The Playlist of my Awkward Years

I'm making a playlist of all the songs I loved during my awkward years. It's really bringing back a lot of memories. Allow me to share.

1) Bush - Machinehead. I'm sitting in my bedroom getting pumped for my bar mitzvah. I have it blasting as I'm putting my new suit on. My sister walks in and yells over the music, "You're gonna be a man!"

2) Rush - Tom Sawyer. 6th grade sitting in the cafeteria listening to this song on my headphones thinking I'm so cool. I know nothing about the band, except that the drummer is awesome. This girl I had a crush on comes up to me and I act way too cool for her. I'm listening to Rush, leave me alone. She never talks to me again.

3) Third Eye Blind - Semi-Charmed Life. 7th grade social studies. I know this song by heart and I make sure everyone at Wilbur Wright Middle School knows this. I'm so freaking awesome - sitting in my desk singing the song at the top of my lungs. Mr. Colias gives me detention. I don't care, I'm singing about cocaine. Mr. Colias is so dorky, but detention sucks.

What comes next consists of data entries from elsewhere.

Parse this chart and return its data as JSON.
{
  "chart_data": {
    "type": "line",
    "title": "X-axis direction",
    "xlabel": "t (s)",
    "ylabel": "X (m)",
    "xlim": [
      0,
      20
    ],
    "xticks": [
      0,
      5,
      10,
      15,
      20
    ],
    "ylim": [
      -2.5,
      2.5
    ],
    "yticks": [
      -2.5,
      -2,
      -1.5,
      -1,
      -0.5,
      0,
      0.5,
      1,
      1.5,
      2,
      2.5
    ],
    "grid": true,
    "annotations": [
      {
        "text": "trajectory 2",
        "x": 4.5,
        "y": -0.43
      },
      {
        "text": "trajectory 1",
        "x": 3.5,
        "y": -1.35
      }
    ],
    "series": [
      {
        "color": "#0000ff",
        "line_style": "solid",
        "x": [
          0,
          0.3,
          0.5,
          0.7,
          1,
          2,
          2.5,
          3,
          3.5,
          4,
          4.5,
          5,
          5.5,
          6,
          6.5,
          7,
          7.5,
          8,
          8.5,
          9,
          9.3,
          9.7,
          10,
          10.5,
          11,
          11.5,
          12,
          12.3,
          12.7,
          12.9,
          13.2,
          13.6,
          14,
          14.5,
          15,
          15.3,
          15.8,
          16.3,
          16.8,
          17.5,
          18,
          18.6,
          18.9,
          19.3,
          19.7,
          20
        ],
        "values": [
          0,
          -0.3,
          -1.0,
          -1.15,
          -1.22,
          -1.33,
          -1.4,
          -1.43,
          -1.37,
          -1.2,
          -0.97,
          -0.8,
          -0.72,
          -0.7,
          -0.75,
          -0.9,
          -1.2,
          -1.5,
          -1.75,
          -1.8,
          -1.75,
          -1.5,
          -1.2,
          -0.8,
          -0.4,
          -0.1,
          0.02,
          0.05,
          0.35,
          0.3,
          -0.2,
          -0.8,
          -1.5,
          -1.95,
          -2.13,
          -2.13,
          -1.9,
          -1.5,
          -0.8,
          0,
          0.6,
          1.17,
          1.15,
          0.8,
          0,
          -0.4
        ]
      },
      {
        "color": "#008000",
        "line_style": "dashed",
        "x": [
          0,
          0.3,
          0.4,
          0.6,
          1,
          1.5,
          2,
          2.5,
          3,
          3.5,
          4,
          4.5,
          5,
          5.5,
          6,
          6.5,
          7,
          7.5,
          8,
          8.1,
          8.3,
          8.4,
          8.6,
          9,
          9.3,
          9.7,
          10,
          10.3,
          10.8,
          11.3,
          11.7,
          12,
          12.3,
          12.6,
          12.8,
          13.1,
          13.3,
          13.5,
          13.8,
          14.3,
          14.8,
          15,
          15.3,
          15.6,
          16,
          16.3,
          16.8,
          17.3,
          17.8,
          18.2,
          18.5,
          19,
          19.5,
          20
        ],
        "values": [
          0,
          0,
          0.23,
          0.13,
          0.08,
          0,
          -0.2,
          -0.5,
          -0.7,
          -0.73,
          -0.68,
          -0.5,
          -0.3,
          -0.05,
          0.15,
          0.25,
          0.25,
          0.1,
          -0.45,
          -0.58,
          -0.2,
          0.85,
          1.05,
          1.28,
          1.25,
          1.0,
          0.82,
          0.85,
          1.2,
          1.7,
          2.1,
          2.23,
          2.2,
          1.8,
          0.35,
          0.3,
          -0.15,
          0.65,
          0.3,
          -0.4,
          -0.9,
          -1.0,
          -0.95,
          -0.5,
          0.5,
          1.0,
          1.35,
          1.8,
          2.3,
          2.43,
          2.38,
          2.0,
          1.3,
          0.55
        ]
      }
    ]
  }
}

4) Dave Matthews Band - Let You Down. Trying to woo girls by singing the words "I have no lid upon my head, but if I did, you could look inside and see what's on my mind." It kind of worked. Only because everyone liked Dave Matthews. Some hot girl told me my Adidas gym pants were cool. They were cool.

5) Tom Petty and the Heartbreakers - American Girl. Going into my older brother's room while he was out of the house and memorizing all the band members of the Heartbreakers and then bringing them up on the way to school the next day so he would think I was cool. He didn't think I was cool. He thought I was AWESOME.

6) Aeroplane - Red Hot Chili Peppers. Wishing I could be one of the kids singing back up on the track.

7) Sophie B. Hawkins - As I Lay Me Down. My friends thought I was lame. I guess I was.

That's what I have so far. I'm going to keep working on it. Wish me luck.